Les commentaires ci dessous sur la création de la statue me semblent assez justes d’après ce que j'avais entendu sur la réalisation de cette oeuvre.
Voici les David de 2 autres sculpteurs (Donatello et Verrocchio) de la renaissance italienne (florentine) connus aussi pour leur talent mais n'ayant pas égalé dans la maîtrise technique celui de Michelangelo
Sur un plan purement technique, et même si nous sortons là du domaine artistique, il faut signaler que le bloc de marbre dans lequel Michel-Ange a sculpté son David avait déjà été largement ébauché par un sculpteur qui, voyant que l’oeuvre venait mal, avait finalement abandonné son projet, ce qui rendait la tâche de réaliser une statue complète dans ce bloc presque impossible. Michel-Ange réussit à caler son modèle d’une manière si parfaite que les bords du blocs affleurent au sommet de la tête, à l’épaule et le long de la base.

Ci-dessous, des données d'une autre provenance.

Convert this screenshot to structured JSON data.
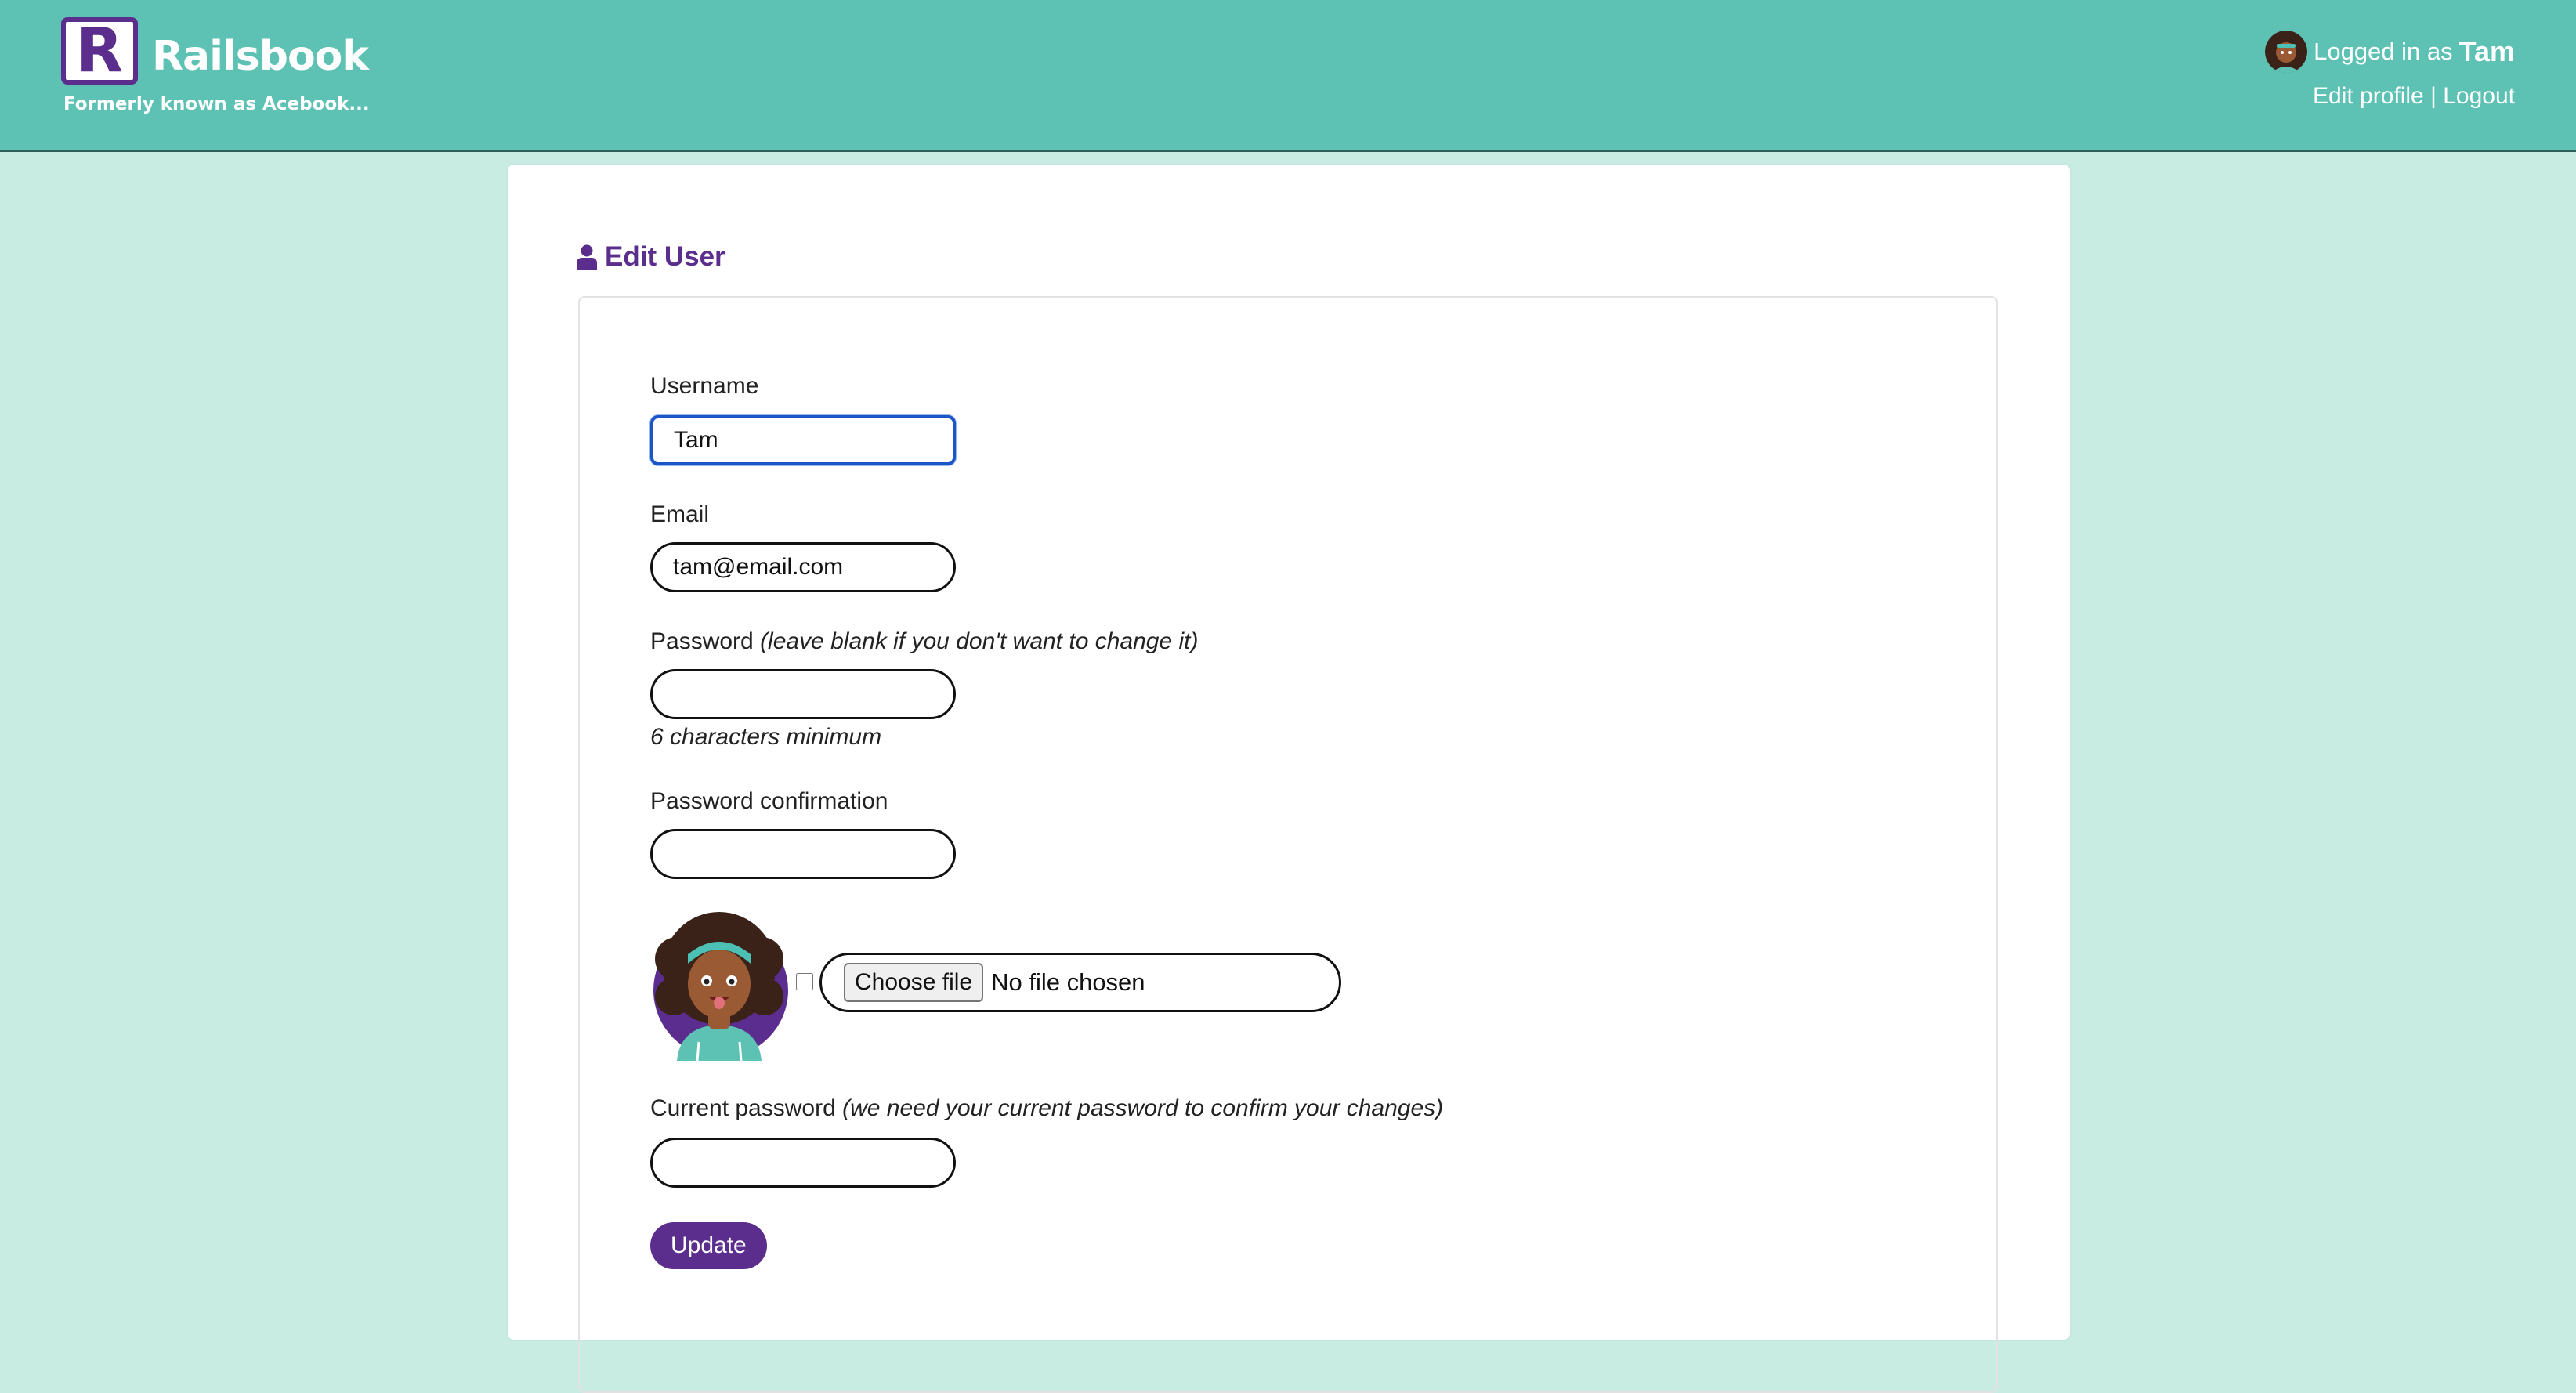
{
  "header": {
    "logo_letter": "R",
    "brand_name": "Railsbook",
    "tagline": "Formerly known as Acebook...",
    "logged_in_prefix": "Logged in as",
    "username": "Tam",
    "edit_profile": "Edit profile",
    "separator": "|",
    "logout": "Logout"
  },
  "page": {
    "title": "Edit User",
    "title_icon": "user-icon"
  },
  "form": {
    "username_label": "Username",
    "username_value": "Tam",
    "email_label": "Email",
    "email_value": "tam@email.com",
    "password_label": "Password",
    "password_note": "(leave blank if you don't want to change it)",
    "password_hint": "6 characters minimum",
    "password_confirmation_label": "Password confirmation",
    "avatar_icon": "avatar-image",
    "choose_file_label": "Choose file",
    "no_file_text": "No file chosen",
    "current_password_label": "Current password",
    "current_password_note": "(we need your current password to confirm your changes)",
    "update_label": "Update"
  },
  "colors": {
    "header_bg": "#5dc1b3",
    "page_bg": "#c8ece2",
    "accent": "#5b2d8c",
    "focus_ring": "#1a56c8"
  }
}
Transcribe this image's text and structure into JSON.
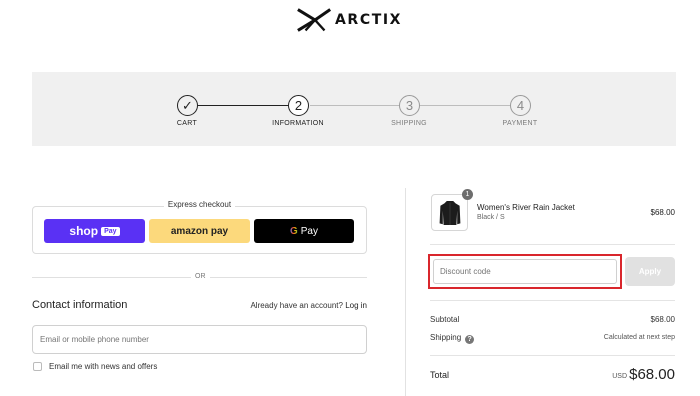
{
  "brand": {
    "name": "ARCTIX",
    "logo_icon": "arctix-logo-icon"
  },
  "progress": {
    "steps": [
      {
        "label": "CART",
        "number": "✓",
        "state": "done"
      },
      {
        "label": "INFORMATION",
        "number": "2",
        "state": "current"
      },
      {
        "label": "SHIPPING",
        "number": "3",
        "state": "future"
      },
      {
        "label": "PAYMENT",
        "number": "4",
        "state": "future"
      }
    ]
  },
  "express": {
    "title": "Express checkout",
    "shop_pay_label": "shop",
    "shop_pay_badge": "Pay",
    "amazon_pay_label": "amazon pay",
    "google_pay_g": "G",
    "google_pay_label": "Pay",
    "or_text": "OR"
  },
  "contact": {
    "title": "Contact information",
    "account_prompt": "Already have an account?",
    "login_label": "Log in",
    "email_placeholder": "Email or mobile phone number",
    "newsletter_label": "Email me with news and offers"
  },
  "order": {
    "item": {
      "quantity": "1",
      "name": "Women's River Rain Jacket",
      "variant": "Black / S",
      "price": "$68.00"
    },
    "discount_placeholder": "Discount code",
    "apply_label": "Apply",
    "subtotal_label": "Subtotal",
    "subtotal_value": "$68.00",
    "shipping_label": "Shipping",
    "shipping_help": "?",
    "shipping_value": "Calculated at next step",
    "total_label": "Total",
    "currency": "USD",
    "total_value": "$68.00"
  },
  "colors": {
    "shop_pay": "#5a31f4",
    "amazon_pay": "#fcd97c",
    "google_pay": "#000000",
    "highlight_border": "#d9262c"
  }
}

On pense que c’est un marbrier de Carrare qui fut le modèle de Michel-Ange : il ne faut pas passer à côté de l’évidente jouissance de l’artiste à représenter cet homme, et le traitement des détails – poils, tétons, peau, muscles, sexe – tout témoigne du désir qui l’animait. Mais, contrairement à ses prédécesseurs, Michel-Ange n’a pas joué sur ambiguité, évidente dans les David de Donatello et de Verrocchio, le corps n’est rien moins qu’androgyne. Il s’agit d’un homme fait, éclatant de jeunesse et de virilité.
Par cette oeuvre, Michel-Ange a égalé le génie des grands sculpteurs de la Grèce Antique, tout en créant un nouvel archétype. Comme Phidias, il introduisit dans son travail, parfois, des écarts par rapport aux canons anatomiques, en fonction de l’emplacement que devraient occuper ses sculptures (grossissement des têtes pour les statues placées en hauteur… ici, on peut constater une évidence :
la jambe gauche est plus longue que la jambe droite). Peu de sculpteurs ont eu de telles audaces.
Nous sommes donc ici dans un domaine qui est au delà de l’exactitude anatomique, dans une anatomie au service de l’expression. Nous sommes dans l’illusion du réalisme, et non dans le réalisme. Les beaux-arts, par essence, ne sont jamais des copies de la réalité, mais visent à créer une illusion de réalité idéelle. L’artiste recrée le monde à l’image de son imagination.
La statue exposée sur la place de la Signoria à Florence, devant le Palazzo Vecchio, est une copie. L’original se trouve à l’Accademia.